Ils sortent la boîte en car­ton. La des­cendent avec pré­cau­tion, mais avec un cer­tain déta­che­ment, comme si ce n’était pas à eux d’exhumer un si modeste objet. Moi, je suis là, debout, dans la salle éclai­rée au néon. Un parent appelé à recon­naître le corps d’un proche.
Ils posent la boîte sur la table au centre de la pièce. À peine ont-ils sou­levé le cou­vercle qu’une odeur de camphre et de naph­ta­line me sai­sit. En un ins­tant, M. Bru­son et son assis­tant dis­pa­raissent sous un voile, ce sont deux fan­tômes qui ges­ti­culent, les bras en l’air, agi­tant des feuilles blanches.
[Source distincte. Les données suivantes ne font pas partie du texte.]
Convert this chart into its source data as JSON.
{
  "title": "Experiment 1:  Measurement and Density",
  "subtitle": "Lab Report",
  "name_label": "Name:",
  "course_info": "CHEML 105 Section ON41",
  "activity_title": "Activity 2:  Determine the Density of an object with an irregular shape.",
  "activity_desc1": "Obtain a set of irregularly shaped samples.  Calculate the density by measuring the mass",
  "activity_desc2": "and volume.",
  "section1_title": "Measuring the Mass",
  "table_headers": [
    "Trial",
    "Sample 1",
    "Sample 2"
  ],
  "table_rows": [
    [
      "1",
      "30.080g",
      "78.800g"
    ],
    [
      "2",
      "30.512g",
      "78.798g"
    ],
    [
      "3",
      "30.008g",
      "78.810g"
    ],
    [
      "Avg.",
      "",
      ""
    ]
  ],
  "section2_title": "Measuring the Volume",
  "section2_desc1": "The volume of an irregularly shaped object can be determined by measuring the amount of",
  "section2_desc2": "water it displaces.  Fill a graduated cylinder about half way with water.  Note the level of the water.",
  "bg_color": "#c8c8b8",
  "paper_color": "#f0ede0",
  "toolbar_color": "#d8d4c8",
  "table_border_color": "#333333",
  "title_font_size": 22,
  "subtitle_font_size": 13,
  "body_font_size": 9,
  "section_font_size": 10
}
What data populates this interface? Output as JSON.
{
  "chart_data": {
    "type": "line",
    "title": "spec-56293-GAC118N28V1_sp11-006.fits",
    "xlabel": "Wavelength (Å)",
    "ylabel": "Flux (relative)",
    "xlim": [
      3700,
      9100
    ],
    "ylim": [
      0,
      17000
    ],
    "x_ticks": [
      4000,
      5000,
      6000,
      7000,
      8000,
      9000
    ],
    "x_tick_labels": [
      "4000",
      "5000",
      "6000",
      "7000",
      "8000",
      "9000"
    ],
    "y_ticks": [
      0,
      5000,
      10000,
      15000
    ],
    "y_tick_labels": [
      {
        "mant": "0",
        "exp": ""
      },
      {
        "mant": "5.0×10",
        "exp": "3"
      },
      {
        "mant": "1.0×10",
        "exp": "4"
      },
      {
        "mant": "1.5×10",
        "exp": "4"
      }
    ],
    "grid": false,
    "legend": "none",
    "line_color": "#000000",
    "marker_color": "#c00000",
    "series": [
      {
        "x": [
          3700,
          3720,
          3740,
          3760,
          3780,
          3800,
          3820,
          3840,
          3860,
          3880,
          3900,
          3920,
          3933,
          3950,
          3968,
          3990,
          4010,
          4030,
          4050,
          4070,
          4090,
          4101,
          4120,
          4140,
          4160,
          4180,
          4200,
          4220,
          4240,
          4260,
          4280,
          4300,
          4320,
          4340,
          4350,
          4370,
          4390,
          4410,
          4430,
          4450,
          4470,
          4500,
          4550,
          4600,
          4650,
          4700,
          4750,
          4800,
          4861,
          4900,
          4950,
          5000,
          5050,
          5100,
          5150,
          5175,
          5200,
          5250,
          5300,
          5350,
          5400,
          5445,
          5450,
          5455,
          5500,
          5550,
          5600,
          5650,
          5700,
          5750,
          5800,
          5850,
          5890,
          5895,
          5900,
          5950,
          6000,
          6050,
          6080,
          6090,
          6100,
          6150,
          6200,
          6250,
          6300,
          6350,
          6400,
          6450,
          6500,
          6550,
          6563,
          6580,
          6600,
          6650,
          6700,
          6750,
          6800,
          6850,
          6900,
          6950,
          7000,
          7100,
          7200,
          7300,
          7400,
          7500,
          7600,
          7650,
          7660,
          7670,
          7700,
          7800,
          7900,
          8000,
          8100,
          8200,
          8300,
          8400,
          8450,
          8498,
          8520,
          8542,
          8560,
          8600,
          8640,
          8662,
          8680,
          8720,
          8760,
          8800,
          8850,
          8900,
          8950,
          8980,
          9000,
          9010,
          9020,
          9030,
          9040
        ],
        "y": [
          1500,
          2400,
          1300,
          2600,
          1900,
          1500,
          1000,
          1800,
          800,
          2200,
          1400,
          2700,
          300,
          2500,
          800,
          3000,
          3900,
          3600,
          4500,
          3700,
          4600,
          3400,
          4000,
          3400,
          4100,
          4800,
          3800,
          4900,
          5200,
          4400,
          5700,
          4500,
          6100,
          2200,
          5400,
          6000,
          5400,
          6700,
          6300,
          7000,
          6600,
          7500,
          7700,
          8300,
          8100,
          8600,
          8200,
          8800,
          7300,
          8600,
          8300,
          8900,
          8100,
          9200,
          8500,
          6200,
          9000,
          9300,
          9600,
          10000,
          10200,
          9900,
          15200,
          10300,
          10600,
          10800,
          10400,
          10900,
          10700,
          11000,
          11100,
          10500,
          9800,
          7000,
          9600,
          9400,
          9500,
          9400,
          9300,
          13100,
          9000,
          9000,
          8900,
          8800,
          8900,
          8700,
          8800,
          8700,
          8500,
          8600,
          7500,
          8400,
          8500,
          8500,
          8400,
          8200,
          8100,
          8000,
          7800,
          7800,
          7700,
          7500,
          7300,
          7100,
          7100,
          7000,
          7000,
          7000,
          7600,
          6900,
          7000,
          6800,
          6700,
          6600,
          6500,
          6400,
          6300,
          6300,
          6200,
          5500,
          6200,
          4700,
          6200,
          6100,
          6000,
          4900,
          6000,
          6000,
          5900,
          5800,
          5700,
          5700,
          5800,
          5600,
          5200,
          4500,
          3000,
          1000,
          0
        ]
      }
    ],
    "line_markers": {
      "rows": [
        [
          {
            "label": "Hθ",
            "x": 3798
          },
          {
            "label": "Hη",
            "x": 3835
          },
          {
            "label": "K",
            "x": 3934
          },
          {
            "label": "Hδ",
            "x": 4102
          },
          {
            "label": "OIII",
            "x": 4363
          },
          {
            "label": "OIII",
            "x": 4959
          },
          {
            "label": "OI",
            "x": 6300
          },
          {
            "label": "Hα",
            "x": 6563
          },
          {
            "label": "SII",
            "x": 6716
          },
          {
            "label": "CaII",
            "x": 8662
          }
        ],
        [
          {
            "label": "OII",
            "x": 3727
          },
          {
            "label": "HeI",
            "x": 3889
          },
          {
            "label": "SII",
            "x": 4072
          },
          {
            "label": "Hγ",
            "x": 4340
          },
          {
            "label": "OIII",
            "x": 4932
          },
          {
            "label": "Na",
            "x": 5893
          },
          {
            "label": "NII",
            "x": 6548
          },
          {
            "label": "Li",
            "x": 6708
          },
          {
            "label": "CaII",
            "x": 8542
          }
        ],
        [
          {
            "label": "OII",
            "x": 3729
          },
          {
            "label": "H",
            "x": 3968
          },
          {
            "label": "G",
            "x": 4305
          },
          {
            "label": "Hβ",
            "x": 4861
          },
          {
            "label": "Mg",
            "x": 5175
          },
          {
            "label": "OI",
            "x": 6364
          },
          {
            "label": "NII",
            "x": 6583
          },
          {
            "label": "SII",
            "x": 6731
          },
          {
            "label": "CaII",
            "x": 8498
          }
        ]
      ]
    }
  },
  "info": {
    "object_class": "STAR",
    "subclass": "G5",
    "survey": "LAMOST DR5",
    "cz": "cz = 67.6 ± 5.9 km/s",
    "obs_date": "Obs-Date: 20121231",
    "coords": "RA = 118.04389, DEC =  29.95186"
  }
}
Len­te­ment, à petits pas, sou­riant d’un air gêné, je m’approche de la table. Devant moi se trouve le man­teau, étendu au fond de la boîte comme sur un lin­ceul : raidi par le rem­bour­rage de papier, on dirait l’habit d’un mort. Des franges de papier de soie dépassent des manches, rem­bour­rées elles aussi. Je me penche davan­tage, m’appuyant sur le plan métal­lique où repose la boîte et il me semble voir à l’intérieur un pan­tin sans tête et sans mains. Plein, cor­pu­lent, le ventre saillant.
La pré­sence de M. Bru­son me met mal à l’aise. Avec son air poli, il fait sem­blant de ne pas me sur­veiller, mais je sais bien qu’il m’observe du coin de l’œil.
Je ne résiste pas au plai­sir d’effleurer la laine gris taupe, déchi­rée, éli­mée sur les bords.
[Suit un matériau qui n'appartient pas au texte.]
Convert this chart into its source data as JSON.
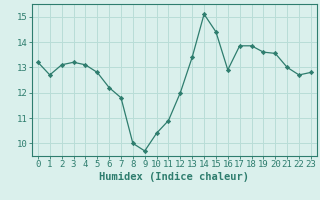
{
  "x": [
    0,
    1,
    2,
    3,
    4,
    5,
    6,
    7,
    8,
    9,
    10,
    11,
    12,
    13,
    14,
    15,
    16,
    17,
    18,
    19,
    20,
    21,
    22,
    23
  ],
  "y": [
    13.2,
    12.7,
    13.1,
    13.2,
    13.1,
    12.8,
    12.2,
    11.8,
    10.0,
    9.7,
    10.4,
    10.9,
    12.0,
    13.4,
    15.1,
    14.4,
    12.9,
    13.85,
    13.85,
    13.6,
    13.55,
    13.0,
    12.7,
    12.8
  ],
  "line_color": "#2e7d6e",
  "marker": "D",
  "marker_size": 2.2,
  "bg_color": "#daf0ec",
  "grid_color": "#b8ddd7",
  "xlabel": "Humidex (Indice chaleur)",
  "ylim": [
    9.5,
    15.5
  ],
  "yticks": [
    10,
    11,
    12,
    13,
    14,
    15
  ],
  "xticks": [
    0,
    1,
    2,
    3,
    4,
    5,
    6,
    7,
    8,
    9,
    10,
    11,
    12,
    13,
    14,
    15,
    16,
    17,
    18,
    19,
    20,
    21,
    22,
    23
  ],
  "tick_fontsize": 6.5,
  "xlabel_fontsize": 7.5
}
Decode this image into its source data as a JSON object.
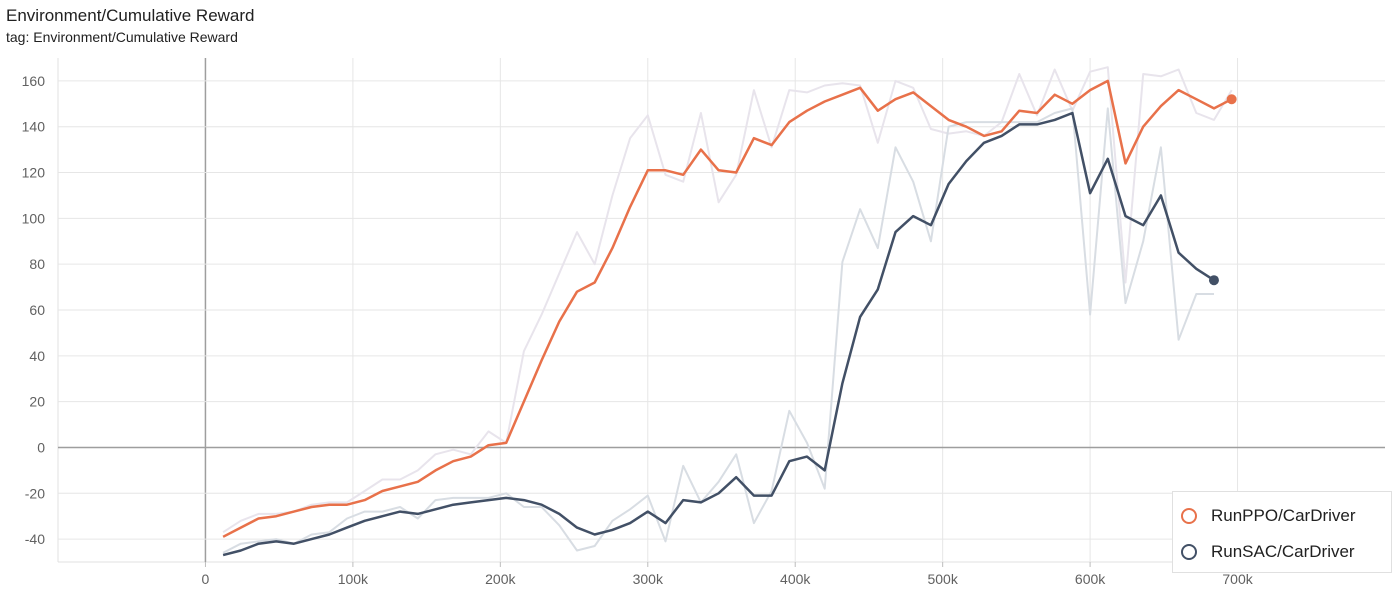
{
  "header": {
    "title": "Environment/Cumulative Reward",
    "subtitle": "tag: Environment/Cumulative Reward"
  },
  "chart_data": {
    "type": "line",
    "title": "Environment/Cumulative Reward",
    "xlabel": "",
    "ylabel": "",
    "xlim": [
      -100000,
      800000
    ],
    "ylim": [
      -50,
      170
    ],
    "x_ticks": [
      0,
      100000,
      200000,
      300000,
      400000,
      500000,
      600000,
      700000
    ],
    "x_tick_labels": [
      "0",
      "100k",
      "200k",
      "300k",
      "400k",
      "500k",
      "600k",
      "700k"
    ],
    "y_ticks": [
      -40,
      -20,
      0,
      20,
      40,
      60,
      80,
      100,
      120,
      140,
      160
    ],
    "y_tick_labels": [
      "-40",
      "-20",
      "0",
      "20",
      "40",
      "60",
      "80",
      "100",
      "120",
      "140",
      "160"
    ],
    "grid": true,
    "legend_position": "bottom-right",
    "series": [
      {
        "name": "RunPPO/CarDriver",
        "color": "#e8714a",
        "raw_color": "#e8e4ec",
        "x": [
          12000,
          24000,
          36000,
          48000,
          60000,
          72000,
          84000,
          96000,
          108000,
          120000,
          132000,
          144000,
          156000,
          168000,
          180000,
          192000,
          204000,
          216000,
          228000,
          240000,
          252000,
          264000,
          276000,
          288000,
          300000,
          312000,
          324000,
          336000,
          348000,
          360000,
          372000,
          384000,
          396000,
          408000,
          420000,
          432000,
          444000,
          456000,
          468000,
          480000,
          492000,
          504000,
          516000,
          528000,
          540000,
          552000,
          564000,
          576000,
          588000,
          600000,
          612000,
          624000,
          636000,
          648000,
          660000,
          672000,
          684000,
          696000
        ],
        "smoothed": [
          -39,
          -35,
          -31,
          -30,
          -28,
          -26,
          -25,
          -25,
          -23,
          -19,
          -17,
          -15,
          -10,
          -6,
          -4,
          1,
          2,
          20,
          38,
          55,
          68,
          72,
          87,
          105,
          121,
          121,
          119,
          130,
          121,
          120,
          135,
          132,
          142,
          147,
          151,
          154,
          157,
          147,
          152,
          155,
          149,
          143,
          140,
          136,
          138,
          147,
          146,
          154,
          150,
          156,
          160,
          124,
          140,
          149,
          156,
          152,
          148,
          152
        ],
        "raw": [
          -37,
          -32,
          -29,
          -29,
          -28,
          -25,
          -24,
          -24,
          -19,
          -14,
          -14,
          -10,
          -3,
          -1,
          -3,
          7,
          2,
          42,
          58,
          76,
          94,
          80,
          110,
          135,
          145,
          119,
          116,
          146,
          107,
          119,
          156,
          131,
          156,
          155,
          158,
          159,
          158,
          133,
          160,
          157,
          139,
          137,
          138,
          136,
          142,
          163,
          145,
          165,
          147,
          164,
          166,
          72,
          163,
          162,
          165,
          146,
          143,
          156
        ]
      },
      {
        "name": "RunSAC/CarDriver",
        "color": "#425066",
        "raw_color": "#d8dde3",
        "x": [
          12000,
          24000,
          36000,
          48000,
          60000,
          72000,
          84000,
          96000,
          108000,
          120000,
          132000,
          144000,
          156000,
          168000,
          180000,
          192000,
          204000,
          216000,
          228000,
          240000,
          252000,
          264000,
          276000,
          288000,
          300000,
          312000,
          324000,
          336000,
          348000,
          360000,
          372000,
          384000,
          396000,
          408000,
          420000,
          432000,
          444000,
          456000,
          468000,
          480000,
          492000,
          504000,
          516000,
          528000,
          540000,
          552000,
          564000,
          576000,
          588000,
          600000,
          612000,
          624000,
          636000,
          648000,
          660000,
          672000,
          684000
        ],
        "smoothed": [
          -47,
          -45,
          -42,
          -41,
          -42,
          -40,
          -38,
          -35,
          -32,
          -30,
          -28,
          -29,
          -27,
          -25,
          -24,
          -23,
          -22,
          -23,
          -25,
          -29,
          -35,
          -38,
          -36,
          -33,
          -28,
          -33,
          -23,
          -24,
          -20,
          -13,
          -21,
          -21,
          -6,
          -4,
          -10,
          28,
          57,
          69,
          94,
          101,
          97,
          115,
          125,
          133,
          136,
          141,
          141,
          143,
          146,
          111,
          126,
          101,
          97,
          110,
          85,
          78,
          73
        ],
        "raw": [
          -46,
          -42,
          -41,
          -40,
          -42,
          -38,
          -37,
          -31,
          -28,
          -28,
          -26,
          -31,
          -23,
          -22,
          -22,
          -22,
          -20,
          -26,
          -26,
          -34,
          -45,
          -43,
          -32,
          -27,
          -21,
          -41,
          -8,
          -24,
          -15,
          -3,
          -33,
          -19,
          16,
          2,
          -18,
          81,
          104,
          87,
          131,
          116,
          90,
          140,
          142,
          142,
          142,
          142,
          142,
          146,
          148,
          58,
          148,
          63,
          90,
          131,
          47,
          67,
          67
        ]
      }
    ]
  }
}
C’est un man­teau croisé, fermé par une double ran­gée de trois bou­tons. Quelqu’un de plus maigre a déplacé le bou­ton­nage pour le res­ser­rer, et les traces des pré­cé­dentes attaches, des nœuds de fil noir épais, sub­sistent à l’endroit de la cou­ture. Un trou signale l’absence d’un bou­ton qui devait fer– mer le col, une éti­quette blanche au bout d’un fil rouge pend du revers de four­rure noire. Je la sou­lève, rien n’y est écrit. Je débou­tonne le man­teau à la recherche d’une marque quel­conque, le nom d’un maga­sin ou d’un cou­tu­rier. Rien.

M’enhardissant, je glisse les mains dans les poches, tou­jours rien. M. Bru­son s’impatiente, je le sens, mais je ne par­viens pas à me déta­cher de cette image inerte et poi­gnante. La pelisse gît ouverte main­te­nant, lais­sant voir sa dou­blure de loutre pelée et man­gée aux mites. Je ne me décide pas à par­tir. Après tout, il ne s’est écoulé que quelques minutes, et j’ai devant moi le man­teau dont Proust s’est enve­loppé pen­dant tant d’années, celui qu’il éten­dait sur ses cou­ver­tures quand il écri­vait la Recherche dans son lit. Les mots de Marthe Bibesco me tra­versent l’esprit: « Mar­cel Proust vint s’asseoir au bal en face de moi, sur une petite chaise dorée, livide et barbu, avec sa pelisse de four­rure, son visage de dou­leur et ses yeux qui voyaient la nuit. »

Je remer­cie M. Bru­son, qui range le man­teau avec déli­ca­tesse. Il le bourre à nou­veau de papier, le bou­tonne, le recouvre des grands draps de papier de soie et referme le long cou­vercle en car­ton. Il sou­lève la boîte, la replace tout en haut de l’étagère en métal. Avant de par­tir, je jette un der­nier regard der­rière moi. Sur un côté de la boîte, au feutre noir, en grandes capi­tales, est écrit : « man­teau de Proust ».

Je tra­verse à nou­veau la magni­fique cour du musée Car­na­va­let et fran­chis la porte laté­rale, par où, grâce à l’aimable sol­li­ci­tude du direc­teur, Jean-Marc Léri, j’étais entrée, au 29 de la rue de Sévigné.”